The company has been developing OV101 as a delta (δ)-selective GABAA receptor agonist to combat a rare disease called Angelman syndrome. The announcement that the regulator awarded the treatment a rare pediatric disease designation marks an important milestone for the company and for patients that suffer from it.
Ovid Therapeutics is currently running a pivotal Phase 3 NEPTUNE trial to evaluate OV101 as a treatment for Angelman syndrome.
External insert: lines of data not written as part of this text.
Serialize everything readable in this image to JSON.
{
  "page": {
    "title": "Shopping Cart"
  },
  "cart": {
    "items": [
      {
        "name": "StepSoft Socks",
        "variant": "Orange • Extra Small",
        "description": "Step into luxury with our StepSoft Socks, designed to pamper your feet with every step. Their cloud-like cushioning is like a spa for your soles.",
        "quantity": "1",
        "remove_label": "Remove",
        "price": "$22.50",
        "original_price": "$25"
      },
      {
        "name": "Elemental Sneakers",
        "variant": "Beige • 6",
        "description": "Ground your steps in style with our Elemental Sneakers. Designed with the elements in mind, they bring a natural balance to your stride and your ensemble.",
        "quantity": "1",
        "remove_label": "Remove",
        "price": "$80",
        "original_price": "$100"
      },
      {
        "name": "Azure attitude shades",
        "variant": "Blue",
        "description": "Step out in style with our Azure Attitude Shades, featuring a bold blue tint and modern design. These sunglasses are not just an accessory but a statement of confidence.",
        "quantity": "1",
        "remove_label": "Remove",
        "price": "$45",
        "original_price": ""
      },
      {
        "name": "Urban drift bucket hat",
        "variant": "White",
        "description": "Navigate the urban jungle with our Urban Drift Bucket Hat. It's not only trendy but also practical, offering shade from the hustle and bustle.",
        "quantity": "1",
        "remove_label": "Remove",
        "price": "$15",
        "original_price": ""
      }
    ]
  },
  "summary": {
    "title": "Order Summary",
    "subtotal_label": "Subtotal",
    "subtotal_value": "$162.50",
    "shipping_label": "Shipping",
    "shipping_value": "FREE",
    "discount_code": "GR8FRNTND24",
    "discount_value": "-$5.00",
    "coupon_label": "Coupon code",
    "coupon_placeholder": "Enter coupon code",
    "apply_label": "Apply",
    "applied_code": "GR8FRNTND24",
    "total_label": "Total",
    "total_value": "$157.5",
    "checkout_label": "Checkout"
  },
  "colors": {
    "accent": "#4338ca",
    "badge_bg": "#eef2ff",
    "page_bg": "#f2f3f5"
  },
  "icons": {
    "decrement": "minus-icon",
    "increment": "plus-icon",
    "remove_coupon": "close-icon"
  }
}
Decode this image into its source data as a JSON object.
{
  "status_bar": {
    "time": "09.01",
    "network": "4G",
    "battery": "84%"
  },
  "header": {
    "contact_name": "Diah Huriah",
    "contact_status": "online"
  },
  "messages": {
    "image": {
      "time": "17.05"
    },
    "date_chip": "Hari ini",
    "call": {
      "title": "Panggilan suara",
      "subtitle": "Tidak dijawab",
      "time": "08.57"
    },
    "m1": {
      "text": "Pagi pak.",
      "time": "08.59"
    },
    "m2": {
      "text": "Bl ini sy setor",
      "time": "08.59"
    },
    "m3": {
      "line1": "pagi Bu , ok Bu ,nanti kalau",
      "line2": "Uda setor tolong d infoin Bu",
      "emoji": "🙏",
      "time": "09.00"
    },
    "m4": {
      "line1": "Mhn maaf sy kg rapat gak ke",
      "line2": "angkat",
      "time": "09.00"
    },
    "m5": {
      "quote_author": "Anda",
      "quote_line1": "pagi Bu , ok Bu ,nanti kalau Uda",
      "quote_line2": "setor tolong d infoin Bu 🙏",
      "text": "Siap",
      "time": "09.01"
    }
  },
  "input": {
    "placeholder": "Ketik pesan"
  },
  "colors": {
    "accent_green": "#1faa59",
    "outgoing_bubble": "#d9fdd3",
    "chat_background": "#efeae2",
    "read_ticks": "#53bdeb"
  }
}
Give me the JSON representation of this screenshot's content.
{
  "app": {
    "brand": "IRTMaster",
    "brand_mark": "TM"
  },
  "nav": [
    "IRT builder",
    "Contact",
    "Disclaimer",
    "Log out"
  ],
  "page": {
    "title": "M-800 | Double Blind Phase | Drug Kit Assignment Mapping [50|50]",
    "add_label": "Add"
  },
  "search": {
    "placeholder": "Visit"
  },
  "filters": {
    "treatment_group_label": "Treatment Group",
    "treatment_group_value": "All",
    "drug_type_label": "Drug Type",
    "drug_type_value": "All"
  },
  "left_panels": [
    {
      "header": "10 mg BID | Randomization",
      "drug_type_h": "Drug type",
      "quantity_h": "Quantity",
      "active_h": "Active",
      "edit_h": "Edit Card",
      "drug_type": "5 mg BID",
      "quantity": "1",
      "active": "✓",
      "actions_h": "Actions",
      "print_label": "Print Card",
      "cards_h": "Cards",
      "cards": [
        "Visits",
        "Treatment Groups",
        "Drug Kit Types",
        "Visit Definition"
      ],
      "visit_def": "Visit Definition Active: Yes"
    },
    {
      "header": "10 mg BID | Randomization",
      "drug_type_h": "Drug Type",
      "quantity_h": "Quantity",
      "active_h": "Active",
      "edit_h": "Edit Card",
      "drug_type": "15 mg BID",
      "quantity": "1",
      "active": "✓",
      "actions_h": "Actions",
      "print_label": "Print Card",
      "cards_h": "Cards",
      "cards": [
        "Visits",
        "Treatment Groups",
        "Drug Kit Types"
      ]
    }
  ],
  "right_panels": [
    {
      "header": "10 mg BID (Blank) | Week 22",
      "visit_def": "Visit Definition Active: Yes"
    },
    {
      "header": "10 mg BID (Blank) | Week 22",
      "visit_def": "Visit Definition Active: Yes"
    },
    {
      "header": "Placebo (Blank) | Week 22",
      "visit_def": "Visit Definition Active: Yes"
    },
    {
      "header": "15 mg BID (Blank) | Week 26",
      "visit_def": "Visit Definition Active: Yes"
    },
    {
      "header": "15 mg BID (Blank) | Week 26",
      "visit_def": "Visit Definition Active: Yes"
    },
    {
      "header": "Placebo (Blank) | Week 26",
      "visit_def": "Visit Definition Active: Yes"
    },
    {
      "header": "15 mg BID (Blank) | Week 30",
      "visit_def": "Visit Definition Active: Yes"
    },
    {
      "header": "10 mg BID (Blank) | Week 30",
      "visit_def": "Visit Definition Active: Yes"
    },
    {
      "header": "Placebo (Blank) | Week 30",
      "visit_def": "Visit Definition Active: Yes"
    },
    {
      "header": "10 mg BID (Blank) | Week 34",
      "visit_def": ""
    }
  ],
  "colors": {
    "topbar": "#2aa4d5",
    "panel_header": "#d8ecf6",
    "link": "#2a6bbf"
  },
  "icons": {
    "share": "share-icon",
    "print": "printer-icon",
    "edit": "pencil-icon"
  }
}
The company is expected to disclose topline results from the study in Q4 2020. OV101 had previously garnered Fast Track designation, as well as Orphan Drug Designation from the FDA as an Angelman syndrome therapy.
The FDA awards Rare Pediatric Disease Designation to treatments that address rare but life-threatening illnesses that mainly affect children below 18 years old and which only less than 200,000 children suffer from in the U.S. If the FDA approves Ovid’s new drug application (NDA) for OV101, then the treatment will be put on priority review by the regulatory authority, and this may contribute to its fast-tracked availability in the market.
“OV101 has the potential to become the first FDA-approved therapy for individuals living with Angelman syndrome,” stated Ovid Therapeutics’ Chief Medical Officer, Dr. Amit Rakhit.
The rare pediatric disease designation provides further validation to Ovid’s work
Dr. Rakhit further pointed out that the recently awarded Rare Pediatric Disease Designation represents a great milestone for the company and for the program, thus highlighting the important work that they have been doing. He also added that the awarded designation for the treatment will make it eligible to receive a priority review voucher from the regulator. That would then provide more value to the work that the company has been doing, especially towards completing the pivotal Phase 3 NEPTUNE trial.
Dr. Rakhit also expressed gratitude to Congress and the FDA for passing the Creating Hope Act in 2012, to facilitate the Rare Pediatric Disease Designation. The company remains confident in the treatment’s ability to address the life-threatening disease.